Archives quotidiennes : 17 juin 2011

A toi, grand con à pate molle

D’habitude quand je me réveille avec une telle gueule de bois, rectification, quand je me réveille encore beurré de la veille, je suis assez peu agressif. En général je suis même assez bénévolent, n’ayant plus la force d’être dans le jugement. Pourtant ce matin, le souvenir vague d’un crétin de très haut niveau me donne des pulsions sanguinaires. Je lui dédie donc cette lettre ouverte.

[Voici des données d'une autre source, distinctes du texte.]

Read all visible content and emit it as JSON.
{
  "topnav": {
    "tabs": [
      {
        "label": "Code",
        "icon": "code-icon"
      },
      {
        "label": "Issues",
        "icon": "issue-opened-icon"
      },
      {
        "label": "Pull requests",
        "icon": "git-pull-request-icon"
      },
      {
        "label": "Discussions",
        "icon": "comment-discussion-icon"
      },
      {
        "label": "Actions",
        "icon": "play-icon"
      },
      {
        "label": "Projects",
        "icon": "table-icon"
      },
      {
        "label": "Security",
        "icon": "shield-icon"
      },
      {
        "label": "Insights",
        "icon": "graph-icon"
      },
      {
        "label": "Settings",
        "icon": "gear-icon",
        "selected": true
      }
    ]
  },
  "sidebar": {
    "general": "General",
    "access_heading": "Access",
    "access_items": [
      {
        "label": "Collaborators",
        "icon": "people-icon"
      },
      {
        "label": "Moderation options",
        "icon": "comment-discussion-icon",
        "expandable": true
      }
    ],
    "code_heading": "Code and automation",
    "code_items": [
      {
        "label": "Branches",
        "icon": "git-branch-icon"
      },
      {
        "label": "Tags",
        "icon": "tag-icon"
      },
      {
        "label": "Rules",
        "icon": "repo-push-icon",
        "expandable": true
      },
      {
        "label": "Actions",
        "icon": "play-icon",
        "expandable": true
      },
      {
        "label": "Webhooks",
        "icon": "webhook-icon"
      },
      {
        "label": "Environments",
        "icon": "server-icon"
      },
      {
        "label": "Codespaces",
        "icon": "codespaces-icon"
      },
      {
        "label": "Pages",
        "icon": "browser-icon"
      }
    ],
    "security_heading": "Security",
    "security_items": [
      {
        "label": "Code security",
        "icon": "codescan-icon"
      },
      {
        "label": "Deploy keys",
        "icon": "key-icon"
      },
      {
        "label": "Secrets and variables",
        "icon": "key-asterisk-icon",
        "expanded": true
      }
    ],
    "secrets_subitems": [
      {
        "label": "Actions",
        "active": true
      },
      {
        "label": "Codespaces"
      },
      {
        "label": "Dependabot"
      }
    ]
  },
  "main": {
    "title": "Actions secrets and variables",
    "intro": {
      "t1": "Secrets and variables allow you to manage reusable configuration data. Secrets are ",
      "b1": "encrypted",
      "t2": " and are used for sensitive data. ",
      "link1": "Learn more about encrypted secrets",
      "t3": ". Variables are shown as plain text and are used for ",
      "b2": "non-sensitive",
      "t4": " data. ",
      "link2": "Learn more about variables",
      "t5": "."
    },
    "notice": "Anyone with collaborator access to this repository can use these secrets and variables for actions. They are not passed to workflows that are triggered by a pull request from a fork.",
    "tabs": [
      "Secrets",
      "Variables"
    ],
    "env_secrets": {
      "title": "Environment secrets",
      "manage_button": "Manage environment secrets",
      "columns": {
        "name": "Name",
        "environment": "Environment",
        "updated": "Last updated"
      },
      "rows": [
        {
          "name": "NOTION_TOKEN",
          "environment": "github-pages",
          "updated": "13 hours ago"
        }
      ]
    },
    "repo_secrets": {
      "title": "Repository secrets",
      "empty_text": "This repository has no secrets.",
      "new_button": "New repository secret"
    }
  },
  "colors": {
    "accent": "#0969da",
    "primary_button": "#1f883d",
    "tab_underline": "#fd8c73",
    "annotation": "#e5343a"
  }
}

A toi l’imbécile qui est venu à moi hier soir en me faisant une bise et en me disant "mais si on s’est déjà vu on s’était même embrouillés!" alors que je n’avais pas la moindre idée de qui tu étais.
A toi qui t’es rappelé à mon souvenir par quelques phrases d’une bêtise crasse et commune.
A toi dont la seule présence physique justifie tous les emportements violents.
A toi qui est venu nous interrompre alors que nous contions les hauts faits de notre jeunesse. Qui nous a dit que nous étions des attardés de parler de tartes dans la gueule. que nous devions évoluer. Qui n’a pas comprit un traitre mot quand je t’ai expliqué que la violence pouvait être bénéfique, en particulier quand il s’agit de remettre des petits caïds à leur place, ou encore plus quand il s’agit d’honneur.
A toi que j’ai eu de nouveau envie de briser os par os hier et que j’ai épargné pour la seconde fois à la demande de nos amis communs.
A toi le rouquin qui me fait penser que Cartman doit avoir raison, aux yeux à fleur de tête, au sourire veule, au corps mou et à la débilité sautant aux yeux comme une mine sous le pied d’un enfant angolais.
A toi qui suinte la bassesse et la défaite par tous les pores de ta peau que je n’utiliserai même pas pour me faire des semelles.
A toi qui ne comprend rien, ne vois rien et affiche le sourire béat et niais de celui qui veut faire croire à la connivence là où il n’y a qu’un juste mépris.
A toi l’homoncule, dont l’existence même est une insulte permanente à tout ce qui est bon et beau.
A toi, réceptacle indigne de la bile d’un homme debout.
A toi dont la seule présence fait faire des fausses couches aux futures mères épanouies.
A toi que les villageois chasseraient à l’aide de piques, de fourches et de torches parce que tu fais tourner le lait des vaches simplement en passant ta tête infâme, parodie sinistre d’être pensant, dans l’étable.
A toi qui n’est qu’un sac à merde.
A toi dans les céréales duquel je voudrais pisser ce matin.
A toi qui pourrait éventuellement avoir une excuse si ton cerveau était de la sauce blanche, mais qui n’en a pas puisque que tu sembles avoir une vie effroyablement normale.
A toi a qui je voudrais arracher la tête, chier dans le cou, sodomiser avec ta propre colonne vertébrale et éviscérer afin de faire de la corde à sauter avec tes intestins.
A toi que je voudrais mettre dans une caisse et envoyer par la poste la plus lente dans un camp d’arriérés de types talibans qui te fisteront à mort en te fourrant des oignons dans la gorge.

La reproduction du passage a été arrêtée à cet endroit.